• Matthew Lawson

Bottoms are a Process

Stocks fell hard after Federal Reserve Chairman Jerome Powell said inflation was too high and more rate hiking was ahead. The initial market reaction to the ¾ point increase was positive, the close was not, as the S&P 500 index closed down over 2%. The Nasdaq continued to absorb most of the downside falling over 3.30%. All eleven sectors for the S&P 500 were in the red, with consumer discretionary and technology leading the way. The 10-year treasury yield inched up one basis point to 4.06% and as of this writing it is around 4.19%. Powell came out and crushed the stock market during his press conference when he said that the inflation fight was far from done. Then he followed that statement up with “We still have some ways to go and incoming data since our last meeting suggests that the ultimate level of interest rates will be higher than previously expected.” The market was hoping the Fed Chairman was going to use more accommodative language. That obviously was not the case and markets responded accordingly.


So where do we go from here? We expect the markets to be more data dependent over the next couple of weeks to months. We also expect the Fed to increase the Feds funds rate ½% in December followed by another ¼% raise in February. The economic data points that we observe are showing signs that inflation has peaked and is beginning to decline.


As always bottoms are a process and sometimes it takes three months and other times nine months before markets reassert themselves and begin a new sustainable uptrend. Example is 2008, where the markets traded in an 8-month range before finally breaking out to the upside. While the market hit a low on March 9th, 2009, it traded in a range that often wears out investors emotionally and that is when the biggest mistakes happen. This is where investors become discouraged and give up. Emotions, especially regarding money, are extremely powerful and some of the most damaging financial decisions are made as the markets put in a bottom. Experienced investors refer to this as moving money from the weak hands to the strong hands.

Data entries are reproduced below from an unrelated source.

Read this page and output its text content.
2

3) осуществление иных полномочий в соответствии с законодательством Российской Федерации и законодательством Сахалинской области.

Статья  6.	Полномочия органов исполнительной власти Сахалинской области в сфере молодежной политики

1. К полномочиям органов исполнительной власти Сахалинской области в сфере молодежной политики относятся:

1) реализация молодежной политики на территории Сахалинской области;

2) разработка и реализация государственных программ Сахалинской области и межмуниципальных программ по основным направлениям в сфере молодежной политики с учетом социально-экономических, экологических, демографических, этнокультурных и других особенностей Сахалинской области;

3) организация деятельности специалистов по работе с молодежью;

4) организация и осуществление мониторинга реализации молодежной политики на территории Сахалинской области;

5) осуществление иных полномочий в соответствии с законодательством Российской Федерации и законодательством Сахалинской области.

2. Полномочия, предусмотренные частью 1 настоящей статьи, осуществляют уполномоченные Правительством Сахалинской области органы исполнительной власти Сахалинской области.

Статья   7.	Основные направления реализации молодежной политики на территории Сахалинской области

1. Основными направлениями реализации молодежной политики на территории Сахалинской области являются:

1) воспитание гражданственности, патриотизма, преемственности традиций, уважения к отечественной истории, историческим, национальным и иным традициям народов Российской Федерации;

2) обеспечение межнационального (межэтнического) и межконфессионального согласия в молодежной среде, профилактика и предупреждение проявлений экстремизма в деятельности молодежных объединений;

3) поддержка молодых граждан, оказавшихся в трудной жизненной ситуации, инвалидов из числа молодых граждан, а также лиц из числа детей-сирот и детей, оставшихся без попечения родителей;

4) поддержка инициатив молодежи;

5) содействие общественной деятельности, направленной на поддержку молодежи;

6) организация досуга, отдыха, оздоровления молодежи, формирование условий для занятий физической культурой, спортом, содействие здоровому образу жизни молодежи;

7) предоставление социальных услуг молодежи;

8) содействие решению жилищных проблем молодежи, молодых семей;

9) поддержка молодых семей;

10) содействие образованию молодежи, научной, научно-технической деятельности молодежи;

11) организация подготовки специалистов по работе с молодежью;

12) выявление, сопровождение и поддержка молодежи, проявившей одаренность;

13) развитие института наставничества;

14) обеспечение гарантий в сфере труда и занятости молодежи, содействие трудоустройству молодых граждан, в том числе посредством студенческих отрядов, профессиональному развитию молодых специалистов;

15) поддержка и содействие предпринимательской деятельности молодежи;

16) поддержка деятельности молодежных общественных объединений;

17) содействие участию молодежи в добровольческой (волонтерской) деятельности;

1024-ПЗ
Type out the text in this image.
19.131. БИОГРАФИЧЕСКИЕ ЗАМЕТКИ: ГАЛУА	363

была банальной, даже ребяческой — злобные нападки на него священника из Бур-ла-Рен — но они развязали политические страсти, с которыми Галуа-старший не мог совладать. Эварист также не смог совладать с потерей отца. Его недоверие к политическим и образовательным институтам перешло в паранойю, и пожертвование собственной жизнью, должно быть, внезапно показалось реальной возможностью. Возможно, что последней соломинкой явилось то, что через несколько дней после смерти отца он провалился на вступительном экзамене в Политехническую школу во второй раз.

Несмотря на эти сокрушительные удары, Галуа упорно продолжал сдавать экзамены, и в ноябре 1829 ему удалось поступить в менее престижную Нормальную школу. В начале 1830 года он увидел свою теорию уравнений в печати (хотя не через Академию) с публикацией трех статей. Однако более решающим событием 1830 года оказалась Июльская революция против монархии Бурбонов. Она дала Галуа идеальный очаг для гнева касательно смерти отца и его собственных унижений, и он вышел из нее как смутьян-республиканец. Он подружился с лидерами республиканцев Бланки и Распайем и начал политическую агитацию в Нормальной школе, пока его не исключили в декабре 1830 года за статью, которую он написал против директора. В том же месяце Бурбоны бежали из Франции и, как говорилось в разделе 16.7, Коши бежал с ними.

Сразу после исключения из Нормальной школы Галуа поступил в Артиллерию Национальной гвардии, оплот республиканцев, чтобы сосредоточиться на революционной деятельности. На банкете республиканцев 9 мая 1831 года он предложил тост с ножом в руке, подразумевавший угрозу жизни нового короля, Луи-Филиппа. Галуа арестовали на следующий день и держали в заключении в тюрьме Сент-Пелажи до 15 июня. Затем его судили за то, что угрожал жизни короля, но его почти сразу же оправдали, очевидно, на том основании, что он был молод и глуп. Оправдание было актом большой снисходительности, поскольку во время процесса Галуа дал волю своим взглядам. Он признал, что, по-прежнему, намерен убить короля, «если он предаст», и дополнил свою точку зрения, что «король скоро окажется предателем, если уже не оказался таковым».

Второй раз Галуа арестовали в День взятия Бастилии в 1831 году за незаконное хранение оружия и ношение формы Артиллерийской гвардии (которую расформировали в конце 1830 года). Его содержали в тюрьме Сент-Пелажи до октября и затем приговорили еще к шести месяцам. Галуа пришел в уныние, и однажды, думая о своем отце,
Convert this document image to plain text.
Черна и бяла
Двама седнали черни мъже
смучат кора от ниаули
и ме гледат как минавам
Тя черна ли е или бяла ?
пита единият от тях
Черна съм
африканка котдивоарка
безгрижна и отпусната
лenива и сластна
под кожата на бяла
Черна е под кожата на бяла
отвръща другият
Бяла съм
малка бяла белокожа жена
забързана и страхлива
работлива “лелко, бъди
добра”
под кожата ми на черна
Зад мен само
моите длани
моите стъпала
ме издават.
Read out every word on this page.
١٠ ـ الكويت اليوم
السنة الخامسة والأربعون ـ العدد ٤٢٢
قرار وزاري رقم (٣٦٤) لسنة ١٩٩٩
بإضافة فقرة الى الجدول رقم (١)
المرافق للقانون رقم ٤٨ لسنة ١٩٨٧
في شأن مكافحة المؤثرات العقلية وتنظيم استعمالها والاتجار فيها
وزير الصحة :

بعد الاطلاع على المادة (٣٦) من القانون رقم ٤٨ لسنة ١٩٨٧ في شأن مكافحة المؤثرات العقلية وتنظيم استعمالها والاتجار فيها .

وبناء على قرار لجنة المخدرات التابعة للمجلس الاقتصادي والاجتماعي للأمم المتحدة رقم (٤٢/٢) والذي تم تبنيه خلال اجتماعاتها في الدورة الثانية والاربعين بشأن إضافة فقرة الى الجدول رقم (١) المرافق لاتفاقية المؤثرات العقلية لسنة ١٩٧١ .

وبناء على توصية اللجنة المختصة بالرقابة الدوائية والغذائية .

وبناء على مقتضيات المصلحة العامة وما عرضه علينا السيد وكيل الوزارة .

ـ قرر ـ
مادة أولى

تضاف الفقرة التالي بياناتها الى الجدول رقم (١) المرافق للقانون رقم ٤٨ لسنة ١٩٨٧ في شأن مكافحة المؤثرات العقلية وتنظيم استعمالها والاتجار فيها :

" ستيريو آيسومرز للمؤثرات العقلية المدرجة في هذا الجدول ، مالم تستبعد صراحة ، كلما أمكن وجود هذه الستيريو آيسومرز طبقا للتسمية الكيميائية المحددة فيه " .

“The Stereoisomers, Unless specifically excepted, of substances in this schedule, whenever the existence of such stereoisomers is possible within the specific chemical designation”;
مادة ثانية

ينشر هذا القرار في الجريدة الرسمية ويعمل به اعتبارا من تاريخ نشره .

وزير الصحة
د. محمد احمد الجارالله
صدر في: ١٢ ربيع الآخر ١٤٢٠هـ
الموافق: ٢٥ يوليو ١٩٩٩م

Keep in mind time after time we have seen stocks bottom before earnings per share, jobs and gross domestic product numbers start to improve. The bottom line, stocks sniff out better times and rally in the face of bad news.


Best,

Matt


The views expressed are not necessarily the opinion of Cadaret Grant, and should not be construed directly or indirectly, as an offer to buy or sell any securities mentioned herein. Investing is subject to risks including loss of principal invested. Past performance is not a guarantee of future results. No strategy can assure a profit nor protect against loss. Please note that individual situations can vary. Therefore, the information should be relied upon only when coordinated with individual professional advice.